摘要:中国古代诗趣论是在宋学语境下产生的诗学观念,在两宋至明清时期,以趣论诗的现象十分常见。宋代诗人崇尚理趣和奇趣,以此增强宋诗题材日常化、创作议论化、学问化和游戏化的审美属性。以严羽为代表的宗唐派标举兴趣和天趣,强调诗歌创作要遵循自然原则,以才性为根柢,以感兴为前提,反对人工雕琢,肯定浑然天成的语言风格。以趣论诗,彰显了文人士大夫超越形似、注重形上意蕴的审美趣味,以此满足其超凡高蹈的精神追求。
关键词:诗趣论 宋学 兴趣 美学意蕴
汉语中的“趣”是个多义字,其本义通“趋”,许慎《说文解字》释为“疾”,是快步行走的意思,兼有趋向之意。《诗经·棫朴》中“济济辟王,左右趣之”一句,毛传曰:“趣,趋也”,郑玄笺云:“左右之诸臣,皆促疾于事”,便是其例。之后,“趣”从身体的动作引申为心理的趋向,出现了志趣、旨趣、情趣一类用法。“趣”成为中国古典诗学的核心范畴之一,经过了两个重要阶段。先是六朝至隋唐时期的文人艺术家将其敏锐的艺术感受,积淀为以情感兴发为导向的审美经验,并在文艺创作与批评中用“趣”加以描述。再是宋代及其以后的文人士大夫以趣为基本范畴,进行诗歌批评和诗学理论建构,形成了具有民族特色的中国古代诗趣论。
两宋至明清时期,以趣论诗的现象十分常见。一方面,“趣”成为诗歌在文体学上的基本要素。从苏轼提出“诗以奇趣为宗”,到严羽为反对苏黄诗风和江西诗派而主张“兴趣”说,再到明代袁宏道的“诗以趣为主”、王思任的“一趣可以尽诗”之说,以及清代贺贻孙的“诗以兴趣为主”、袁枚的“音律风趣,能动人心目者,即为佳诗”之论,等等,都把“趣”看作诗之为诗的本质规定。另一方面,宋代以后的诗歌批评逐渐以“趣”为元范畴,衍生出一个庞大的范畴群落,足以涵盖诗歌理论与批评的各个层面,并向古文、词、戏曲、小说批评等蔓延,显示出强大的生命力。这足以说明,尚趣的诗学观念在宋代以后成了主流,形成了一种新的诗学传统。
一、诗趣论生成的宋学语境
尚趣的诗学观念是在宋学语境中生长起来的。这里所说的“宋学”,除了以程朱理学为代表的宋代儒学外,还包括广义的宋型文化,特别是由科举制度带来的以文人士大夫为主体的文化心理和审美趣味。

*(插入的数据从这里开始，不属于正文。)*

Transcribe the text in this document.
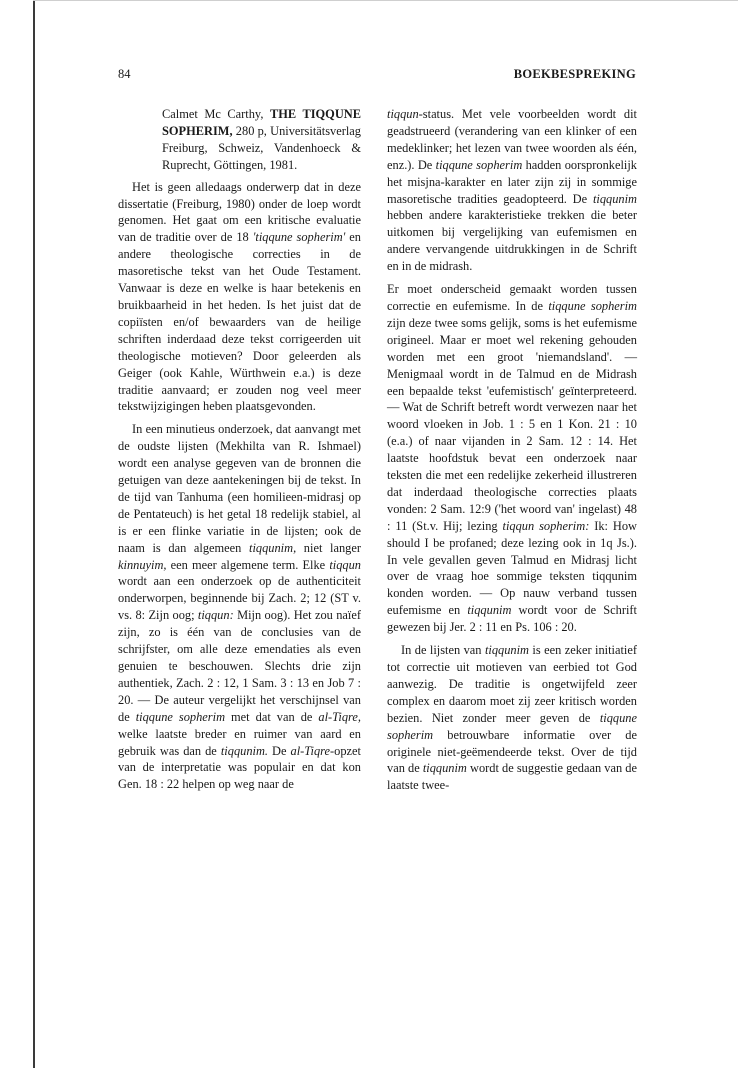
84	BOEKBESPREKING

Calmet Mc Carthy, THE TIQQUNE SOPHERIM, 280 p, Universitätsverlag Freiburg, Schweiz, Vandenhoeck & Ruprecht, Göttingen, 1981.

Het is geen alledaags onderwerp dat in deze dissertatie (Freiburg, 1980) onder de loep wordt genomen. Het gaat om een kritische evaluatie van de traditie over de 18 'tiqqune sopherim' en andere theologische correcties in de masoretische tekst van het Oude Testament. Vanwaar is deze en welke is haar betekenis en bruikbaarheid in het heden. Is het juist dat de copiïsten en/of bewaarders van de heilige schriften inderdaad deze tekst corrigeerden uit theologische motieven? Door geleerden als Geiger (ook Kahle, Würthwein e.a.) is deze traditie aanvaard; er zouden nog veel meer tekstwijzigingen heben plaatsgevonden.

In een minutieus onderzoek, dat aanvangt met de oudste lijsten (Mekhilta van R. Ishmael) wordt een analyse gegeven van de bronnen die getuigen van deze aantekeningen bij de tekst. In de tijd van Tanhuma (een homilieen-midrasj op de Pentateuch) is het getal 18 redelijk stabiel, al is er een flinke variatie in de lijsten; ook de naam is dan algemeen tiqqunim, niet langer kinnuyim, een meer algemene term. Elke tiqqun wordt aan een onderzoek op de authenticiteit onderworpen, beginnende bij Zach. 2; 12 (ST v. vs. 8: Zijn oog; tiqqun: Mijn oog). Het zou naïef zijn, zo is één van de conclusies van de schrijfster, om alle deze emendaties als even genuien te beschouwen. Slechts drie zijn authentiek, Zach. 2 : 12, 1 Sam. 3 : 13 en Job 7 : 20. — De auteur vergelijkt het verschijnsel van de tiqqune sopherim met dat van de al-Tiqre, welke laatste breder en ruimer van aard en gebruik was dan de tiqqunim. De al-Tiqre-opzet van de interpretatie was populair en dat kon Gen. 18 : 22 helpen op weg naar de

tiqqun-status. Met vele voorbeelden wordt dit geadstrueerd (verandering van een klinker of een medeklinker; het lezen van twee woorden als één, enz.). De tiqqune sopherim hadden oorspronkelijk het misjna-karakter en later zijn zij in sommige masoretische tradities geadopteerd. De tiqqunim hebben andere karakteristieke trekken die beter uitkomen bij vergelijking van eufemismen en andere vervangende uitdrukkingen in de Schrift en in de midrash.

Er moet onderscheid gemaakt worden tussen correctie en eufemisme. In de tiqqune sopherim zijn deze twee soms gelijk, soms is het eufemisme origineel. Maar er moet wel rekening gehouden worden met een groot 'niemandsland'. — Menigmaal wordt in de Talmud en de Midrash een bepaalde tekst 'eufemistisch' geïnterpreteerd. — Wat de Schrift betreft wordt verwezen naar het woord vloeken in Job. 1 : 5 en 1 Kon. 21 : 10 (e.a.) of naar vijanden in 2 Sam. 12 : 14. Het laatste hoofdstuk bevat een onderzoek naar teksten die met een redelijke zekerheid illustreren dat inderdaad theologische correcties plaats vonden: 2 Sam. 12:9 ('het woord van' ingelast) 48 : 11 (St.v. Hij; lezing tiqqun sopherim: Ik: How should I be profaned; deze lezing ook in 1q Js.). In vele gevallen geven Talmud en Midrasj licht over de vraag hoe sommige teksten tiqqunim konden worden. — Op nauw verband tussen eufemisme en tiqqunim wordt voor de Schrift gewezen bij Jer. 2 : 11 en Ps. 106 : 20.

In de lijsten van tiqqunim is een zeker initiatief tot correctie uit motieven van eerbied tot God aanwezig. De traditie is ongetwijfeld zeer complex en daarom moet zij zeer kritisch worden bezien. Niet zonder meer geven de tiqqune sopherim betrouwbare informatie over de originele niet-geëmendeerde tekst. Over de tijd van de tiqqunim wordt de suggestie gedaan van de laatste twee-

中国古典诗学观念的变迁,与不同时代学术思潮的转换有关。萧华荣说:“一般文化学术对诗学思想的影响,乃是以儒学的影响为主;儒学的发展演变,是观察诗学思想发展演变的主要线索与参照系统。” 儒学在古代大致经历了三个主要发展阶段:一是先秦两汉的儒学成熟期,二是魏晋至隋唐的儒学衰退期,三是以宋明理学为代表的儒学复兴期。这三个阶段与中国诗学观念的言志说、缘情说和尚趣观的形成时间基本一致。言志说的形成与发展离不开先秦儒家及两汉经学,缘情说与魏晋玄学存在莫大的关联,而尚趣的诗学观念受到了理学的影响。
理学家普遍地把学道与为文对立起来,否定诗文创作的价值。理学先驱周敦颐把诗文看作无关道德功业的低级技艺,说:“圣人之道,入乎耳,存乎心,蕴之为德行,行之为事业。彼以文辞而已者,陋矣!”程颐进一步提出“作文害道”的说法,在他看来,作诗和写文章的人专注于辞藻和技巧,占据了体察天地至道的时间和精力,属于玩物丧志。他甚至把杜甫的诗歌也看作“闲言语”,否定了魏晋以来的抒情即景之作。朱熹才情难掩而创作颇丰,却对写诗保持警惕和节制。他说:“作诗间以数句适怀亦不妨。但不用多作,盖便是陷溺尔。”随着程朱理学成为官学,这种观念在文人士大夫群体中流行起来。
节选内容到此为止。